Crítica // Marighella ####
Fim da lacuna
Há profundidade na letra da música Pequena memória para um tempo sem memória, usada no longa Marighella, que parece bem ilustrar o grande ganho para o espectador do filme assinado por Wagner Moura: trazer imagens (e representação) para a lacuna visual no retrato de presos e torturados pela ditadura brasileira. Alternando vitalidade de cenas de ação a embasamento de conceitos (onde pesa a nomenclatura revolução ou golpe), o longa prende pelo lado emocional, ao expôr a relação do guerrilheiro Marighella, interpretado por Seu Jorge, com o filho. Aos brados do "Viva a democracia", o homem que deu rosto à chamada ameaça comunista não protagoniza gestos aventureiros ou gloriosos, trazendo, sim, ações fundamentadas e reforçando a imagem de estrategista.
Numa cena quase inicial, militares marcham reforçando o "esquerda, esquerda" (numa ironia à cadência dos coturnos) que avança na tela, sob o roteiro de Wagner Moura e Felipe Braga.
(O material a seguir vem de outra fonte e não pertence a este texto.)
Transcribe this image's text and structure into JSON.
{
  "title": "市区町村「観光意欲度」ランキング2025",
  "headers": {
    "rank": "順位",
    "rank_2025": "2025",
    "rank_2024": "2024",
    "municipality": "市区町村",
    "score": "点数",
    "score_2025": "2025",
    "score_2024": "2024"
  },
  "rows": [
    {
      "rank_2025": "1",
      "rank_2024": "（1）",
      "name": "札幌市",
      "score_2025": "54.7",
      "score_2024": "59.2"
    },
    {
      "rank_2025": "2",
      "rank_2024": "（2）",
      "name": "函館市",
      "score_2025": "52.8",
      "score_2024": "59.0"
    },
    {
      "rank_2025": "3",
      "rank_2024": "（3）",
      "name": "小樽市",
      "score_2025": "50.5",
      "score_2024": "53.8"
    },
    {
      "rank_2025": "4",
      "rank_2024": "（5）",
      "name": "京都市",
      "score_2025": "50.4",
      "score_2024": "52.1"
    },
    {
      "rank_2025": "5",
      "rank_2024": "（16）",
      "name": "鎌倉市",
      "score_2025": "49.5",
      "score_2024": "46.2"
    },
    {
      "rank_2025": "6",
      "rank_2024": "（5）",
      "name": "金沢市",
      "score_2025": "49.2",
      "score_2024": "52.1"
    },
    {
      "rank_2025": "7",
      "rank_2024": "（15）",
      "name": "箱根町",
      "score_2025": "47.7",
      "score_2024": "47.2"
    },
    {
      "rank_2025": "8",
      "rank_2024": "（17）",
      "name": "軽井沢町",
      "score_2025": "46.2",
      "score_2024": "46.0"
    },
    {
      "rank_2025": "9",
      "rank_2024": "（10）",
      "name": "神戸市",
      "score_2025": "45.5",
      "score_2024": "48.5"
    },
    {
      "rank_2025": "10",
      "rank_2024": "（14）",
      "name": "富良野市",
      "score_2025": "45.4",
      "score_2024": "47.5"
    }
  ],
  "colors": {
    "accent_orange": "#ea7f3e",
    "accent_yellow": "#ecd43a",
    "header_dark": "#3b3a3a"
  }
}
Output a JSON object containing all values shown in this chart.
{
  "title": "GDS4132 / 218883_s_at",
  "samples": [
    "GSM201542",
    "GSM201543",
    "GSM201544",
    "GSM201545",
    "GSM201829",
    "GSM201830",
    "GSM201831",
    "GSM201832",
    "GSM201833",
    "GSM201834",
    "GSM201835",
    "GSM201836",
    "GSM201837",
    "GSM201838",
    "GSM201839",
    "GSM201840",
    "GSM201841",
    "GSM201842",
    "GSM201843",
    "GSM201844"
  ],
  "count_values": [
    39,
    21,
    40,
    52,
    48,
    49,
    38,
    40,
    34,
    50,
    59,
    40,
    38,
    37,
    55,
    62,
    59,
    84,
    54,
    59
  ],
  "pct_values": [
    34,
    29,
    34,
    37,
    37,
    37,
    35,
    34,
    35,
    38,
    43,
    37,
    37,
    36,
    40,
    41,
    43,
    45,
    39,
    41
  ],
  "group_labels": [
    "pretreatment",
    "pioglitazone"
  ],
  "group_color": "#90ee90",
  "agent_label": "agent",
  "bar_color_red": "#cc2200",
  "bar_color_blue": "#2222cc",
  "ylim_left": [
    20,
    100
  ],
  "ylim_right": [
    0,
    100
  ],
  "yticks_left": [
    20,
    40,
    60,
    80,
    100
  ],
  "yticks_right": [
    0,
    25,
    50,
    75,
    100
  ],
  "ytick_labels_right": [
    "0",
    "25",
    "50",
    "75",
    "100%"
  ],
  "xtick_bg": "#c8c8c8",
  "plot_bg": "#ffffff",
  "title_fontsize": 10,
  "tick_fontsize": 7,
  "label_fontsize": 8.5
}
Valores glorificados por Marighella no filme, entre os quais a lealdade, o amor e a honestidade não camuflam a truculência da luta armada. Justiçamento reveste a bandeira do "olho por olho" proclamado em muitos momentos. Mantidos, ainda hoje, na clandestinidade, os atos dos agentes do DOPS têm boa encenação, no embalo da ambiguidade cruel dada por Bruno Gagliasso (que defende o personagem do policial Lúcio).
Espancamentos e espetáculos grotescos de prisões trazem uma contundência parelha ao do clássico Pra frente, Brasil! (1982). No absolutamente atual relato dos fins dos anos 60, em que, como dito no filme, foram caladas "ideias com as quais (o governo) não consegue dialogar", pesam as participações de bons atores como Humberto Carrão (Humberto, no filme), Carla Ribas (Gorette) e Bella Camero (Bella).
Na preparação de elenco, pode ser sentido o dedo de Fátima Toledo (de Pixote — A lei do mais fraco), e a produção ganha com a direção de arte de Frederico Pinto e a trilha sonora inspirada que traz músicas como Banditismo por uma questão de classe, Monólogo ao pé do ouvido e Eu não tenho onde morar.
Potente em mensagens políticas, Marighella ambienta, no desfile de kombis surradas, galpões abandonados e até trens saqueados, a tal "página infeliz da nossa história", tão bem cantada por Chico Buarque. "Vocês estão matando um patriota" é das frases desde já eternizadas (por Jorge Paz), com a chegada do longa aos cinemas.